*Esta columna fue escrita en conjunto con Sofia Collignon, profesora asistente, Royal Holloway, University of London.

El ataque a Gabriel Boric en el Parque Forestal nos debería preocupar. No sólo por la integridad física del diputado, sino porque la falta de seguridad de nuestros representantes y la violencia hacia los políticos pareciera estar incrementando desde el estallido social del 18 de octubre. Es cierto que nuestra clase política acumula una deuda en términos de conexión con la ciudadanía, y también es cierto que la desconfianza hacia las instituciones lleva años con tendencia a la baja en Chile. Sin embargo, la reacción violenta es una de las peores estrategias para lograr que la élite política sea más receptiva y representativa.

La violencia contra políticos no es un fenómeno nuevo, pero sí es uno complejo de estudiar. Uno de los mayores retos es definir qué es acoso o intimidación. Hacerlo es difícil porque quienes ostentan cargos de poder –o aspiran a ellos– tienden a estar más acostumbrados a la exposición, al control público y al conflicto derivado de discutir continuamente posiciones políticas o ideológicas distintas. Por ello, el umbral con el que evalúan estas acciones suele ser menos estricto que el del resto de la población.

En nuestra investigación comparamos la frecuencia y consecuencias del abuso a políticos entre países disímiles, como Chile, el Reino Unido y Alemania. En el caso británico, la situación se convirtió en un tema obligado después del asesinato de la parlamentaria Jo Cox a manos de un fanático de derecha radical, a pocos días del referéndum del Brexit en 2016. Desde entonces, la situación de quienes se presentan a elecciones no ha mejorado. Durante la campaña electoral del 2017, cuatro de cada diez candidatos sufrieron algún tipo de acoso o intimidación. Pero la situación no mejora una vez electos ya que seis de cada diez parlamentarios sufren algún tipo de abuso durante sus funciones y quienes más exposición pública tienen, más ataques reciben. En Alemania, por otro lado, cinco de cada diez candidatos sufren abuso. Son los candidatos y candidatas del partido de ultraderecha Alternativa por Alemania (AfD) quienes reportan una mayor incidencia, lo que muestra cómo el fenómeno tiene distintas manifestaciones en contextos diversos.

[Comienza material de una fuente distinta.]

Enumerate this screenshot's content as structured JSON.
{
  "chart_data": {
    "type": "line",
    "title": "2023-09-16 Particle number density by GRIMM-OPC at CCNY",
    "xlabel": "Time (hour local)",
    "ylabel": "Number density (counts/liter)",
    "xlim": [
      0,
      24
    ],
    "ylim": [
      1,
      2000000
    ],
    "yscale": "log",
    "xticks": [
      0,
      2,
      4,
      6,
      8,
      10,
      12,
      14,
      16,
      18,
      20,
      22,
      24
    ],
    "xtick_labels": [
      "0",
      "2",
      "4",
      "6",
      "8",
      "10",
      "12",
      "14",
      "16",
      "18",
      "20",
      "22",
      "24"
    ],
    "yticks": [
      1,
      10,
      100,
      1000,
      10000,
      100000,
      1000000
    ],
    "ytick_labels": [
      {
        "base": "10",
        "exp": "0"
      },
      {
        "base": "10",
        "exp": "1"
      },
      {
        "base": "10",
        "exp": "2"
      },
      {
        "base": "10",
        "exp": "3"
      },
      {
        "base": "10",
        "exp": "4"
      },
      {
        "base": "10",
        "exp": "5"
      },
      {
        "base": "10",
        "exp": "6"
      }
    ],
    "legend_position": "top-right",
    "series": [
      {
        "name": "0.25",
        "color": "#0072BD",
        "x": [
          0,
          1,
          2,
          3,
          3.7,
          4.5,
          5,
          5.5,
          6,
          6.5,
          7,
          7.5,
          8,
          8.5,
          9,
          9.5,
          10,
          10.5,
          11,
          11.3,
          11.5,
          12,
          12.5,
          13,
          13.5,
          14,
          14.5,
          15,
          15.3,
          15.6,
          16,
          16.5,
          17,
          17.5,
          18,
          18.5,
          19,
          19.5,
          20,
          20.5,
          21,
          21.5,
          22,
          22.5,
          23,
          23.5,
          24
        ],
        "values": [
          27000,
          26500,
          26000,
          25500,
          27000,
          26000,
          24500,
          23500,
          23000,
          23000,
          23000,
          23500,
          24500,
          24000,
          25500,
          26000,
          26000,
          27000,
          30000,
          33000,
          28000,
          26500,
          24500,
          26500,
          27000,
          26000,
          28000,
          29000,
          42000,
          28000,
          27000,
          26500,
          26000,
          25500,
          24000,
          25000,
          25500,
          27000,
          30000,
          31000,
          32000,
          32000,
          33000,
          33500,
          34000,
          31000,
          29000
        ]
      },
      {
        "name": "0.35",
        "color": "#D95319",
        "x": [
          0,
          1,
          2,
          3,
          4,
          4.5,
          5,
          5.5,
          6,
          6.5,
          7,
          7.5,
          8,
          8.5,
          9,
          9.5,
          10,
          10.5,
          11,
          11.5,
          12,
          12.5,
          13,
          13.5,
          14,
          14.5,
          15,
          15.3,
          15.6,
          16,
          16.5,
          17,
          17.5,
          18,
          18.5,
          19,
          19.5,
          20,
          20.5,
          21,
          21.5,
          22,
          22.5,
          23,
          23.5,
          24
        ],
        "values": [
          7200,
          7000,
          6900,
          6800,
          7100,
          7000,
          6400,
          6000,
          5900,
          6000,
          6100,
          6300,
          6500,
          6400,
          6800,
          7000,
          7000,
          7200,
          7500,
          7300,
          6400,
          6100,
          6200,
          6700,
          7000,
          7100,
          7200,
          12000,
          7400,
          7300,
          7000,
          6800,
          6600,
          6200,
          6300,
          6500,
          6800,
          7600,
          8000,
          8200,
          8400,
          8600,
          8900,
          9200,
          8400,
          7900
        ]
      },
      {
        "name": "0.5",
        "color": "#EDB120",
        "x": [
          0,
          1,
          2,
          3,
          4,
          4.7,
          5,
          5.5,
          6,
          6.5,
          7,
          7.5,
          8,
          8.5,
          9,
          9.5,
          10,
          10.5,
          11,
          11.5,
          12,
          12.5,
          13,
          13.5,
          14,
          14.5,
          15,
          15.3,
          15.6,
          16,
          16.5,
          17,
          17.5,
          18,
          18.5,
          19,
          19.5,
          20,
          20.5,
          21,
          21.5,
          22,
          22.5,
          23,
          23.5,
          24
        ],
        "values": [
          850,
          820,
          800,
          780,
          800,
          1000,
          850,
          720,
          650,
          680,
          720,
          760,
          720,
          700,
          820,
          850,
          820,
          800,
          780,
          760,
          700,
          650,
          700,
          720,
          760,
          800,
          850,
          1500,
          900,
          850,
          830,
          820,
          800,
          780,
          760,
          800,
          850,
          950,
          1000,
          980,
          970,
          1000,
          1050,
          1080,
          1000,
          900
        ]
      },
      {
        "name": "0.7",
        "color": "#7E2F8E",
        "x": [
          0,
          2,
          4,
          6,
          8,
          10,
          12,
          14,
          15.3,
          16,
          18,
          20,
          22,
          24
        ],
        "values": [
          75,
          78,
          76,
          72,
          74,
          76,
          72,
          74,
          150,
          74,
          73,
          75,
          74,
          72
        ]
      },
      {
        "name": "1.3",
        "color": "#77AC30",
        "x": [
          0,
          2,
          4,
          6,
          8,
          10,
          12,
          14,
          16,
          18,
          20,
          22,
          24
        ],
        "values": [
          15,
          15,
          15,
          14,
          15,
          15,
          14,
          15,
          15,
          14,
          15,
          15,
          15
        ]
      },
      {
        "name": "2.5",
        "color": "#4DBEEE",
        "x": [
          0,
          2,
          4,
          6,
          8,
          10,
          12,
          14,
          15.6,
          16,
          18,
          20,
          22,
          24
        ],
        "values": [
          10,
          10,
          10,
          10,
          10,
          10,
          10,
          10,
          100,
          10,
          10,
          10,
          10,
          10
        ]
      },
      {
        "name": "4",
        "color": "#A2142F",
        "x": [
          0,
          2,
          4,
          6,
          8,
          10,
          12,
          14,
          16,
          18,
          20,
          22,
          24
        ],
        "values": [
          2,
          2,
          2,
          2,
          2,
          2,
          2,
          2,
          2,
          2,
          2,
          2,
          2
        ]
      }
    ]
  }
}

No obstante, uno de nuestros hallazgos más interesantes fue que, comparativamente, Chile mostraba números bastante más modestos que los otros países. En una encuesta que realizamos en el 2017 a quienes se presentaron al Congreso, aproximadamente dos de cada diez candidatos consultados admitió haber sido víctima de acoso o intimidación. La cifra, sin embargo, confirmaba la tendencia internacional de violencia de género contra las mujeres en política, pues era el doble que la de los hombres.

El ataque al diputado Boric, la funa al ministro Mañalich, o los insultos a Beatriz Sánchez, sugieren que desde el 18 de octubre la violencia política en Chile está incrementando. Es una mala noticia que va más allá de las razones morales por las que estos hechos son deplorables. Por una parte, todos los actos violentos contra legisladores impactan en su salud mental y en su desempeño legislativo ya que crean un ambiente laboral nocivo. El trabajo legislativo requiere la discusión y argumentación sobre diversos temas y quienes participan en él deben tener la garantía de poder participar sin miedo por su seguridad o la de sus familias. Por otro lado, la violencia política también afecta la representación. La evidencia muestra que, ante la amenaza de sufrir ataques, los políticos tienden a escuchar más a personas que piensen igual que ellos y no a quienes tienen ideas que los contradigan, generando cajas de resonancia en las que la capacidad de generar acuerdos y llegar a consenso se ven afectados.

El momento social en que se encuentra Chile ha abierto oportunidades insospechadas. El país se encuentra en medio de un proceso constituyente inédito en el mundo y discutiendo temas que eran tabú hace algunos meses, como la igual representación de mujeres, pueblos indígenas e independientes. Sin embargo, el incremento de la violencia de este tipo sólo alimenta la posibilidad de una clase política más desconectada. Además, puede tener insospechadas consecuencias en la potencial elección de una convención constituyente, en la cual debiéramos buscar representación de todos los sectores y con distintos puntos de vista, que puedan generar consenso y llegar a acuerdos que lleven al país hacia adelante.